Лив целует его в щеку, кладет сумочку и садится в белое кожаное кресло по проекту Чарльза и Рэй Имз. Для нее уже стало традицией после каждой экскурсии приходить в «Солберг‑Халстон», чтобы за чашечкой кофе рассказать, как все прошло. И каждый раз она чувствует себя очень усталой.

– Великолепно. Когда мистер Конахи понял, что мы не собираемся нырять в расположенные в атриуме бассейны, то явно воодушевился. Он даже остался, чтобы поговорить с детьми. Надеюсь, мне удастся уговорить его оказать им спонсорскую помощь.

– Прекрасно. Хорошие новости. Присаживайся, я организую нам кофе. А как ты сама? Как твоя смертельно больная родственница? – спрашивает он и, встретив ее непонимающий взгляд, уточняет: – Твоя тетя?

Лив чувствует, что начинает краснеть:

– О! О да, неплохо, спасибо. Уже лучше.

Свен протягивает Лив кофе, задерживая на ней взгляд чуть дольше, чем надо. Потом под мягкое поскрипывание кресла садится.

– Ты должна простить Кристен. Иногда ее заносит. Я ей прямо сказал, что считаю того парня идиотом.

– Боже! – растерянно моргает Лив. – Неужели было так заметно?

– Только не для Кристен. Она даже не знает, что вирус Эбола не лечится хирургическим путем, – говорит Свен и, услышав, как ахнула Лив, снимает очки и с улыбкой добавляет: – Не бери в голову. Роджер Фолдс – настоящий осел. Хотя в любом случае было приятно лишний раз с тобой повидаться. Правда‑правда. Ты должна чаще выходить в люди.

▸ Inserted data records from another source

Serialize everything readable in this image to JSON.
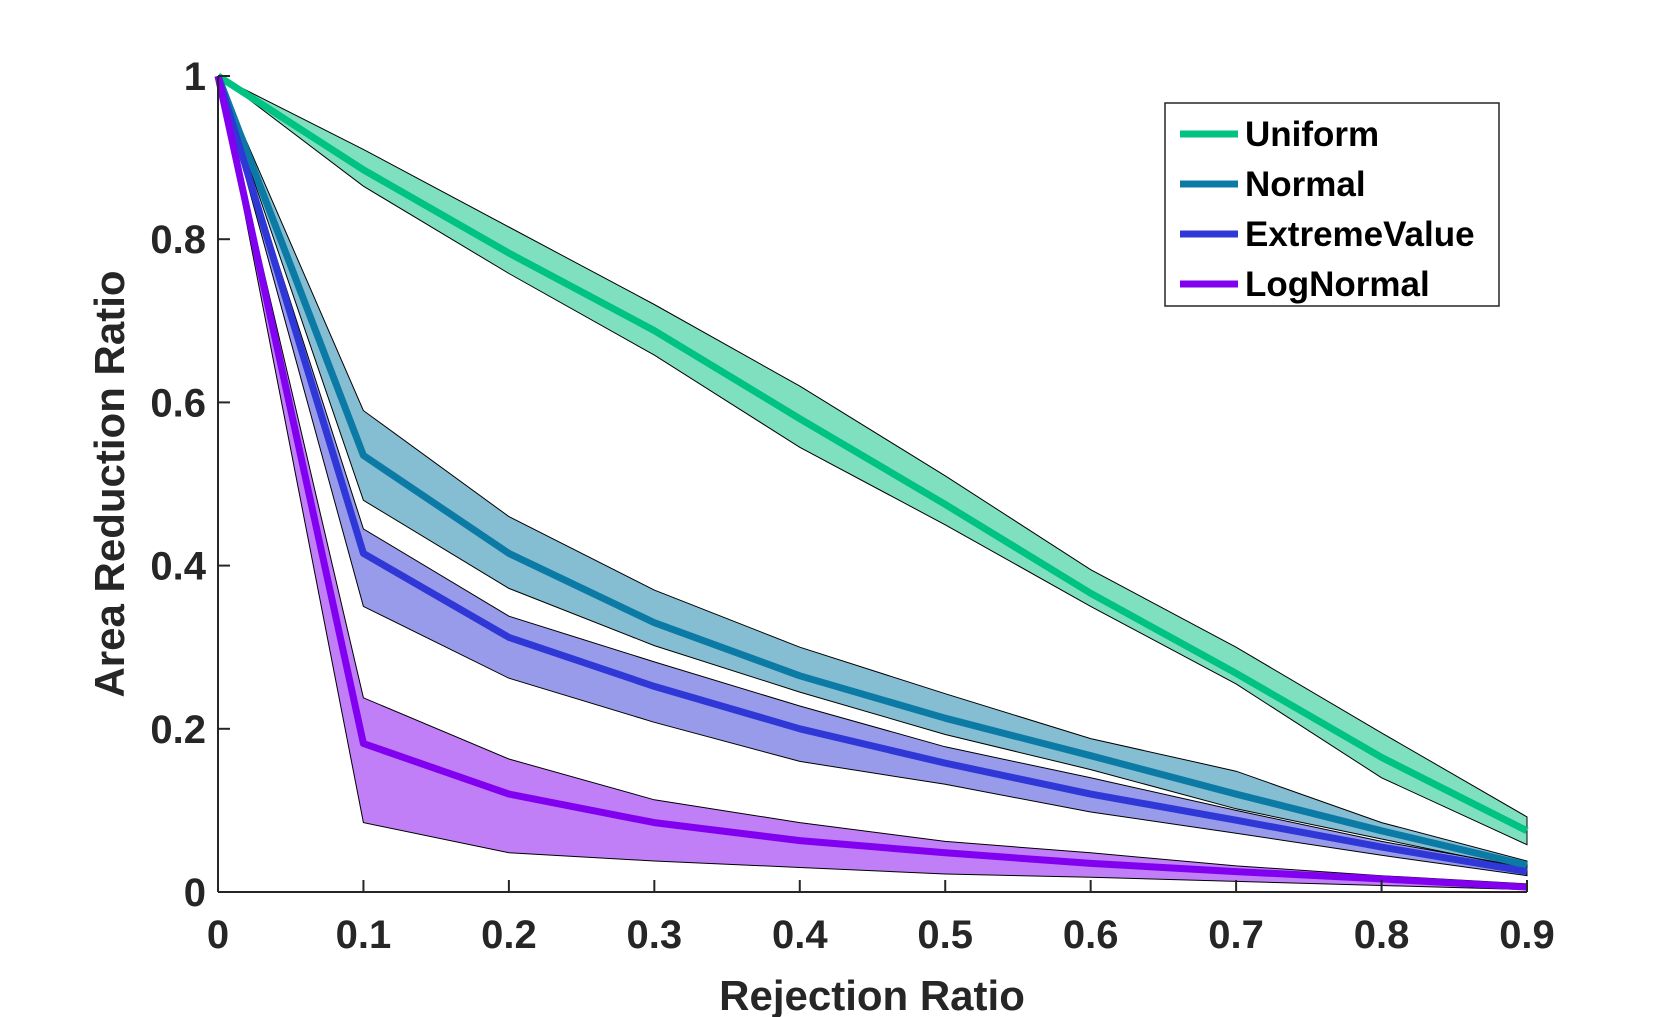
{
  "chart_data": {
    "type": "line",
    "title": "",
    "xlabel": "Rejection Ratio",
    "ylabel": "Area Reduction Ratio",
    "xlim": [
      0,
      0.9
    ],
    "ylim": [
      0,
      1
    ],
    "x": [
      0,
      0.1,
      0.2,
      0.3,
      0.4,
      0.5,
      0.6,
      0.7,
      0.8,
      0.9
    ],
    "xticks": [
      "0",
      "0.1",
      "0.2",
      "0.3",
      "0.4",
      "0.5",
      "0.6",
      "0.7",
      "0.8",
      "0.9"
    ],
    "yticks": [
      "0",
      "0.2",
      "0.4",
      "0.6",
      "0.8",
      "1"
    ],
    "grid": false,
    "legend_position": "top-right",
    "series": [
      {
        "name": "Uniform",
        "color": "#00c282",
        "fill": "#00c282",
        "values": [
          1,
          0.885,
          0.783,
          0.688,
          0.58,
          0.475,
          0.366,
          0.268,
          0.165,
          0.075
        ],
        "upper": [
          1,
          0.91,
          0.815,
          0.72,
          0.62,
          0.51,
          0.395,
          0.3,
          0.195,
          0.092
        ],
        "lower": [
          1,
          0.865,
          0.758,
          0.658,
          0.545,
          0.45,
          0.35,
          0.255,
          0.14,
          0.058
        ]
      },
      {
        "name": "Normal",
        "color": "#0b7ba6",
        "fill": "#0b7ba6",
        "values": [
          1,
          0.535,
          0.415,
          0.33,
          0.265,
          0.213,
          0.167,
          0.12,
          0.075,
          0.033
        ],
        "upper": [
          1,
          0.59,
          0.46,
          0.37,
          0.3,
          0.243,
          0.188,
          0.148,
          0.085,
          0.038
        ],
        "lower": [
          1,
          0.48,
          0.372,
          0.302,
          0.245,
          0.193,
          0.15,
          0.102,
          0.065,
          0.028
        ]
      },
      {
        "name": "ExtremeValue",
        "color": "#2f37d6",
        "fill": "#2f37d6",
        "values": [
          1,
          0.415,
          0.312,
          0.252,
          0.2,
          0.158,
          0.12,
          0.088,
          0.055,
          0.025
        ],
        "upper": [
          1,
          0.445,
          0.338,
          0.282,
          0.228,
          0.178,
          0.14,
          0.1,
          0.062,
          0.03
        ],
        "lower": [
          1,
          0.35,
          0.262,
          0.208,
          0.16,
          0.132,
          0.098,
          0.072,
          0.045,
          0.02
        ]
      },
      {
        "name": "LogNormal",
        "color": "#8200f0",
        "fill": "#8200f0",
        "values": [
          1,
          0.182,
          0.12,
          0.085,
          0.063,
          0.048,
          0.035,
          0.025,
          0.016,
          0.006
        ],
        "upper": [
          1,
          0.238,
          0.163,
          0.113,
          0.085,
          0.062,
          0.048,
          0.032,
          0.02,
          0.01
        ],
        "lower": [
          1,
          0.085,
          0.048,
          0.038,
          0.03,
          0.022,
          0.018,
          0.013,
          0.008,
          0.003
        ]
      }
    ]
  }
}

– Хм, что я недавно и сделала.

Она снова краснеет, подумав о ночи, проведенной в доме Пола Маккаферти. Лив вдруг обнаруживает, что воспоминания о том дне засели в ней, точно заноза, и она вольно или невольно постоянно к ним возвращается. Что заставило ее себя так вести? Что он о ней подумал? А тот поцелуй до сих пор вызывает у нее дрожь. И, холодея от стыда, она все еще ощущает его на своих губах. Словно какая‑то частица ее души начинает возрождаться к жизни.

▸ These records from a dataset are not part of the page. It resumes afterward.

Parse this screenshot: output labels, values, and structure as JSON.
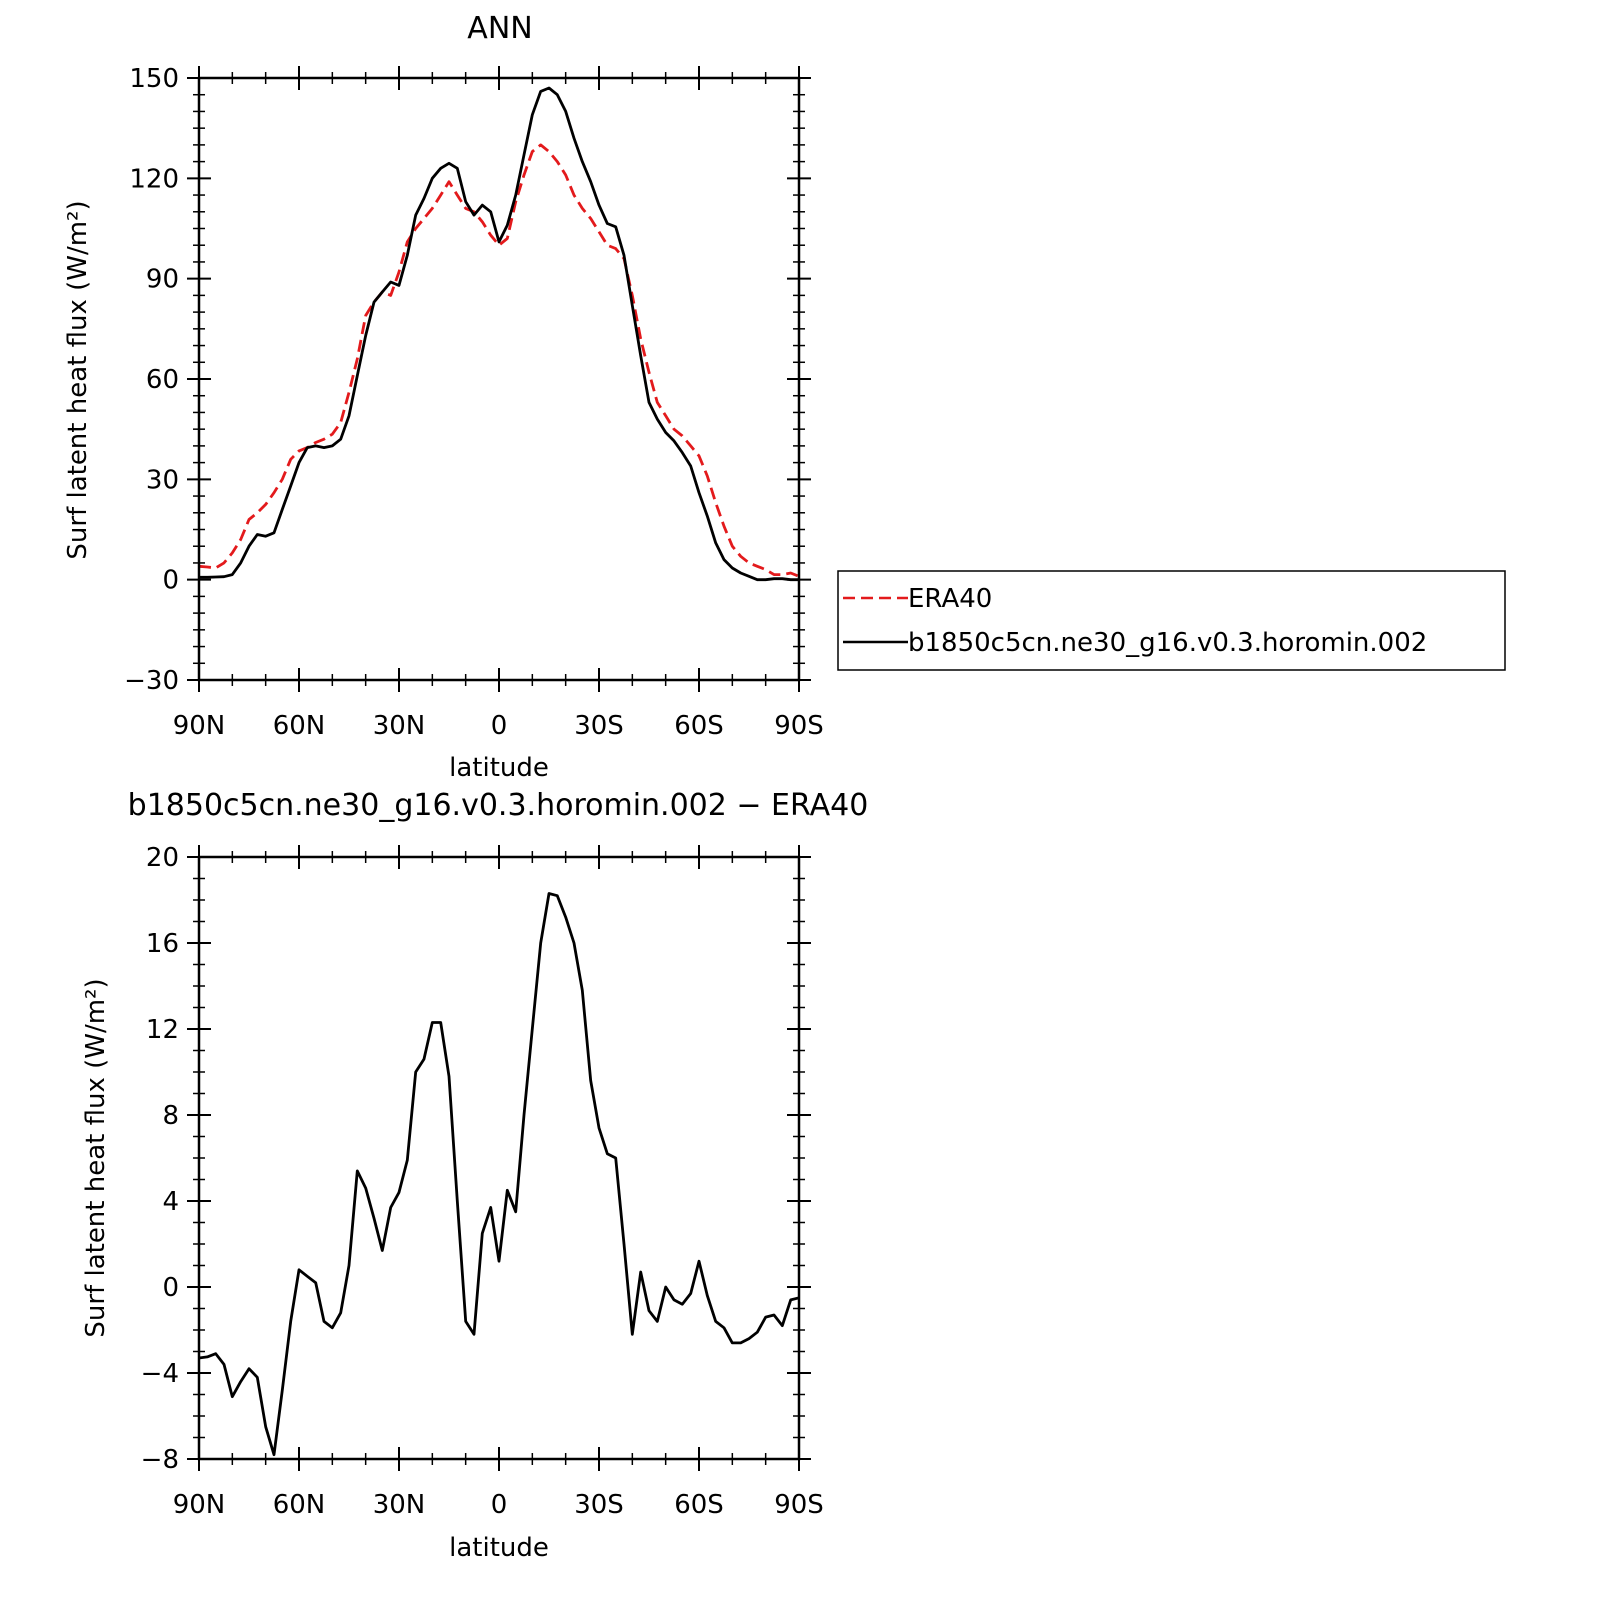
{
  "chart_data": [
    {
      "type": "line",
      "title": "ANN",
      "xlabel": "latitude",
      "ylabel": "Surf latent heat flux (W/m²)",
      "xlim": [
        90,
        -90
      ],
      "ylim": [
        -30,
        150
      ],
      "x_ticks": [
        90,
        60,
        30,
        0,
        -30,
        -60,
        -90
      ],
      "x_tick_labels": [
        "90N",
        "60N",
        "30N",
        "0",
        "30S",
        "60S",
        "90S"
      ],
      "y_ticks": [
        -30,
        0,
        30,
        60,
        90,
        120,
        150
      ],
      "y_tick_labels": [
        "−30",
        "0",
        "30",
        "60",
        "90",
        "120",
        "150"
      ],
      "grid": false,
      "legend_position": "right",
      "series": [
        {
          "name": "ERA40",
          "color": "#e31a1c",
          "dash": "dashed",
          "x": [
            90,
            87.5,
            85,
            82.5,
            80,
            77.5,
            75,
            72.5,
            70,
            67.5,
            65,
            62.5,
            60,
            57.5,
            55,
            52.5,
            50,
            47.5,
            45,
            42.5,
            40,
            37.5,
            35,
            32.5,
            30,
            27.5,
            25,
            22.5,
            20,
            17.5,
            15,
            12.5,
            10,
            7.5,
            5,
            2.5,
            0,
            -2.5,
            -5,
            -7.5,
            -10,
            -12.5,
            -15,
            -17.5,
            -20,
            -22.5,
            -25,
            -27.5,
            -30,
            -32.5,
            -35,
            -37.5,
            -40,
            -42.5,
            -45,
            -47.5,
            -50,
            -52.5,
            -55,
            -57.5,
            -60,
            -62.5,
            -65,
            -67.5,
            -70,
            -72.5,
            -75,
            -77.5,
            -80,
            -82.5,
            -85,
            -87.5,
            -90
          ],
          "y": [
            4,
            3.8,
            3.5,
            5,
            8,
            12,
            18,
            20,
            22.5,
            26,
            30,
            36,
            38.5,
            39.5,
            41,
            42,
            43.5,
            47,
            56,
            66,
            79,
            83,
            86,
            85,
            92,
            101,
            105,
            108,
            111,
            115,
            119,
            115,
            111,
            110,
            107,
            103,
            100,
            102,
            113,
            121,
            128,
            130,
            128,
            125,
            121,
            115,
            111,
            108,
            104,
            100,
            99,
            96,
            85,
            72,
            62,
            53,
            49,
            45,
            43,
            40,
            37,
            31,
            23,
            16,
            10,
            7,
            5,
            4,
            3,
            1.5,
            1.5,
            2,
            1
          ]
        },
        {
          "name": "b1850c5cn.ne30_g16.v0.3.horomin.002",
          "color": "#000000",
          "dash": "solid",
          "x": [
            90,
            87.5,
            85,
            82.5,
            80,
            77.5,
            75,
            72.5,
            70,
            67.5,
            65,
            62.5,
            60,
            57.5,
            55,
            52.5,
            50,
            47.5,
            45,
            42.5,
            40,
            37.5,
            35,
            32.5,
            30,
            27.5,
            25,
            22.5,
            20,
            17.5,
            15,
            12.5,
            10,
            7.5,
            5,
            2.5,
            0,
            -2.5,
            -5,
            -7.5,
            -10,
            -12.5,
            -15,
            -17.5,
            -20,
            -22.5,
            -25,
            -27.5,
            -30,
            -32.5,
            -35,
            -37.5,
            -40,
            -42.5,
            -45,
            -47.5,
            -50,
            -52.5,
            -55,
            -57.5,
            -60,
            -62.5,
            -65,
            -67.5,
            -70,
            -72.5,
            -75,
            -77.5,
            -80,
            -82.5,
            -85,
            -87.5,
            -90
          ],
          "y": [
            0.7,
            0.7,
            0.8,
            0.9,
            1.5,
            5,
            10,
            13.5,
            13,
            14,
            21,
            28,
            35,
            39.5,
            40,
            39.5,
            40,
            42,
            49,
            61,
            73,
            83,
            86,
            89,
            88,
            97,
            109,
            114,
            120,
            123,
            124.5,
            123,
            113,
            109,
            112,
            110,
            101,
            106,
            115,
            127,
            139,
            146,
            147,
            145,
            140,
            132,
            125,
            119,
            112,
            106.5,
            105.5,
            97,
            82,
            67,
            53,
            48,
            44,
            41.5,
            38,
            34,
            26,
            19,
            11,
            6,
            3.5,
            2,
            1,
            0,
            0,
            0.3,
            0.3,
            0,
            0
          ]
        }
      ]
    },
    {
      "type": "line",
      "title": "b1850c5cn.ne30_g16.v0.3.horomin.002 − ERA40",
      "xlabel": "latitude",
      "ylabel": "Surf latent heat flux (W/m²)",
      "xlim": [
        90,
        -90
      ],
      "ylim": [
        -8,
        20
      ],
      "x_ticks": [
        90,
        60,
        30,
        0,
        -30,
        -60,
        -90
      ],
      "x_tick_labels": [
        "90N",
        "60N",
        "30N",
        "0",
        "30S",
        "60S",
        "90S"
      ],
      "y_ticks": [
        -8,
        -4,
        0,
        4,
        8,
        12,
        16,
        20
      ],
      "y_tick_labels": [
        "−8",
        "−4",
        "0",
        "4",
        "8",
        "12",
        "16",
        "20"
      ],
      "grid": false,
      "series": [
        {
          "color": "#000000",
          "dash": "solid",
          "x": [
            90,
            87.5,
            85,
            82.5,
            80,
            77.5,
            75,
            72.5,
            70,
            67.5,
            65,
            62.5,
            60,
            57.5,
            55,
            52.5,
            50,
            47.5,
            45,
            42.5,
            40,
            37.5,
            35,
            32.5,
            30,
            27.5,
            25,
            22.5,
            20,
            17.5,
            15,
            12.5,
            10,
            7.5,
            5,
            2.5,
            0,
            -2.5,
            -5,
            -7.5,
            -10,
            -12.5,
            -15,
            -17.5,
            -20,
            -22.5,
            -25,
            -27.5,
            -30,
            -32.5,
            -35,
            -37.5,
            -40,
            -42.5,
            -45,
            -47.5,
            -50,
            -52.5,
            -55,
            -57.5,
            -60,
            -62.5,
            -65,
            -67.5,
            -70,
            -72.5,
            -75,
            -77.5,
            -80,
            -82.5,
            -85,
            -87.5,
            -90
          ],
          "y": [
            -3.3,
            -3.25,
            -3.1,
            -3.6,
            -5.1,
            -4.4,
            -3.8,
            -4.2,
            -6.5,
            -7.8,
            -4.8,
            -1.6,
            0.8,
            0.5,
            0.2,
            -1.6,
            -1.9,
            -1.2,
            1.0,
            5.4,
            4.6,
            3.2,
            1.7,
            3.7,
            4.4,
            5.9,
            10.0,
            10.6,
            12.3,
            12.3,
            9.8,
            4.0,
            -1.6,
            -2.2,
            2.5,
            3.7,
            1.2,
            4.5,
            3.5,
            8.0,
            12.0,
            16.0,
            18.3,
            18.2,
            17.2,
            16.0,
            13.8,
            9.6,
            7.4,
            6.2,
            6.0,
            2.0,
            -2.2,
            0.7,
            -1.1,
            -1.6,
            0.0,
            -0.6,
            -0.8,
            -0.3,
            1.2,
            -0.4,
            -1.6,
            -1.9,
            -2.6,
            -2.6,
            -2.4,
            -2.1,
            -1.4,
            -1.3,
            -1.8,
            -0.6,
            -0.5
          ]
        }
      ]
    }
  ]
}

– Итак, как дела с Голдштейном?

– Мы пока не слишком продвинулись. У нас проблемы с новыми строительными правилами, но мы их решаем. В любом случае Голдштейны счастливы.

– У тебя есть фотографии?

Голдштейн‑билдинг был для Дэвида проектом мечты: просторное здание из органического стекла, растянувшееся вокруг площади на окраине города. Он работал над ним последние два года их семейной жизни, в течение которых уговаривал состоятельных братьев Голдштейнов принять его смелое решение и позволить ему создать нечто отличное от приевшихся угловатых бетонных замков. Но Дэвид умер, не успев реализовать задуманное. Свен продолжил работу над проектом, провел все стадии проектирования и теперь приступил к возведению здания. Здесь, правда, возник ряд трудностей: задержки поставок из Китая, низкое качество стекла, проблемы с фундаментом, не подходящим для лондонской глинистой почвы. И сейчас общий вид здания наконец начинает вырисовываться: стеклянные панели блестят на солнце, напоминая свернувшуюся кольцами гигантскую змею.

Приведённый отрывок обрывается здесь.